Costa Rica separated from Spain in 1821, along with most former Spanish colonies in the Americas. The act was peaceful and followed the leads of Costa Rica's Mexican and Central American neighbors. Debates ensued about whether Costa Rica would become part of the Mexican empire declared by Agustín de Iturbide that year or join a Central American Federation based in Guatemala. A brief civil war in 1823 confirmed that Costa Ricans preferred the latter path, as did other Central Americans. Iván Molina Jiménez traces independence back to policies enacted under the Bourbon Reforms and the Constitution of Cádiz in 1812.
Molina Jiménez examines some unusual aspects of the country's path toward final independence in 1838. Here he knits together six previously published articles with introductions, transitions, and conclusions, and the result broadens readers’ understanding of Costa Rica's exceptionalism. He uses dense archival data and socioeconomic analysis to tease out conclusions about the evolving culture, society, and economy. Rather than offer a straightforward political account of independence, Molina Jiménez asks probing questions about literacy, changing landholding patterns, the spread of novel-reading, the formation of a merchant marine, the extraordinary activities of Gregorio José Ramírez, and how subsequent generations have interpreted the brief but seminal civil war of April 5, 1923. As he addresses these issues, readers gain a fine-grained view of the origins of Costa Rican self-determination and democracy.

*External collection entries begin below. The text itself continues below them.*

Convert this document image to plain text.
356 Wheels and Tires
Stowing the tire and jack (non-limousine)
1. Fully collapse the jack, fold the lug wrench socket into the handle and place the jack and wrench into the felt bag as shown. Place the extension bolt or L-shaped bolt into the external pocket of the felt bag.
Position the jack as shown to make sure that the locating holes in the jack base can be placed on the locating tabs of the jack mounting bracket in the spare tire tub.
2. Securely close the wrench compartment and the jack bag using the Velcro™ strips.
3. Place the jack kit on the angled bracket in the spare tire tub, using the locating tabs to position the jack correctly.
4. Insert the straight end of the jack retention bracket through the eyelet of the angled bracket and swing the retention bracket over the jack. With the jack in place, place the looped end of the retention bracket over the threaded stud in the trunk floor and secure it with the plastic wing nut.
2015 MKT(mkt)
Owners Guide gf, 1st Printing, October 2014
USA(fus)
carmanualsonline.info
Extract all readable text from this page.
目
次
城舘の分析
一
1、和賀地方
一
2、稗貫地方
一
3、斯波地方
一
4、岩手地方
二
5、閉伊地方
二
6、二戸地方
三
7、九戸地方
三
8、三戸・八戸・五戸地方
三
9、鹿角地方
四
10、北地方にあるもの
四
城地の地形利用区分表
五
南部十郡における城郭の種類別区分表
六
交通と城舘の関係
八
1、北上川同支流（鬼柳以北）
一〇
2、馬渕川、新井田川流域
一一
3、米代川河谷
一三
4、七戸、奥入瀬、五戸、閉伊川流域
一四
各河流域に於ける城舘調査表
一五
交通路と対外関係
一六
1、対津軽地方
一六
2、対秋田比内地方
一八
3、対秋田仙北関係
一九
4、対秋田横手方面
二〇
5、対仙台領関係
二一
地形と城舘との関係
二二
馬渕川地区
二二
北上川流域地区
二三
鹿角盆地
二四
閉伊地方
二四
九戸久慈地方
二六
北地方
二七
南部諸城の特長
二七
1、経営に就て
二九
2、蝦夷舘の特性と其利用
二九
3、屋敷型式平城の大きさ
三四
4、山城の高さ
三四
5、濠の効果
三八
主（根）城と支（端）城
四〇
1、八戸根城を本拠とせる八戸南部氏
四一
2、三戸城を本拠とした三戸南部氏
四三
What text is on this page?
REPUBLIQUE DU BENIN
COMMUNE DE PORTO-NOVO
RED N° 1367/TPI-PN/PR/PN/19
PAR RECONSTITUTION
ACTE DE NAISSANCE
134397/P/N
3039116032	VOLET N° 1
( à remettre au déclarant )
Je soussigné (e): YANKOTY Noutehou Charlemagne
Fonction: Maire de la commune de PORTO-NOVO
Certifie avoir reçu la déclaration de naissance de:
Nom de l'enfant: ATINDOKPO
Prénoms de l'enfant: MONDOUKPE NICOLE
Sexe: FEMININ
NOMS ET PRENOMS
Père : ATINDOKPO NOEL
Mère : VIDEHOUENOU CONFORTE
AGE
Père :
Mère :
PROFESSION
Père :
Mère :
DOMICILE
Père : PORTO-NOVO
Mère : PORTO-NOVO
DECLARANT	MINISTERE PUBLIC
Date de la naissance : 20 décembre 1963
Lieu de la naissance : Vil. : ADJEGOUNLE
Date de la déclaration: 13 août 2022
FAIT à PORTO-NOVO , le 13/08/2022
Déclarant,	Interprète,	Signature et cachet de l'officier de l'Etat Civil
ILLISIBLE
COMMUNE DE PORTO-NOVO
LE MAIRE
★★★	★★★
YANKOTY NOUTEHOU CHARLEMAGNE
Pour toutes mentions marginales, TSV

Molina Jiménez dug through archives and used statistical tools to arrive at conclusions about these issues. Literacy spread through the establishment of public and private schools, which numbered 14 in the 1810s and 50 by 1827, and literacy led to a growing proportion of marriage applications to which people signed their names. Land records show that the gradual shift from public ownership to private (both individual and communal) gave rise to disputes over titles, access to water, grazing rights, and debt erasure. Campesinos, spurred by lucrative prices for coffee and other exports, learned to advocate for their interests in public forums; in so doing they exercised local self-government. Molina Jiménez's account of the growing consumption of novels reveals the impacts of schooling, a printing press (1830), a bookstore (1856), and, of course, literacy itself. In the 1830s, early newspapers began to serialize novels.
Costa Rican ships ventured from the port of Puntarenas up and down the Pacific Coast after the late 1700s. Shipowners formed a merchant marine that enabled the emergence of the coffee economy that sustained Costa Rica well into the twentieth century. One of these shipmasters, Gregorio José Ramírez, suffered capture by the corsair William Brown of Buenos Aires and left a fascinating account (Anexo 5) of Brown making off with treasure seized in Chocó, Colombia. During independence, Ramírez rose to prominence in San José society and commanded pro-Federation troops to victory in the 1823 civil war, confirming that city's role as capital and replacing Cartago. Ramírez succumbed to illness that same year, at the age of 27.
Finally, this book traces the historiography of that civil war down to the present, in an even-handed analysis. This reviewer believes that Molina Jiménez's accounting is balanced, documented, and dependable. This is socioeconomic history at its best.
Molina Jiménez's conclusion looks at the presidency of Juan Mora Fernández, who served from 1824 to 1833 and set the tone for his nation's transition to independence. A conciliator and problem-solver, Mora ended his 1828 report to congress with the hope that his people be “happy to be at peace, strengthened by unity, and hopeful that each day their sons would cut one more stalk of wheat and cry one less tear.” That phrase gave rise to the book's title, Cortar una espiga más.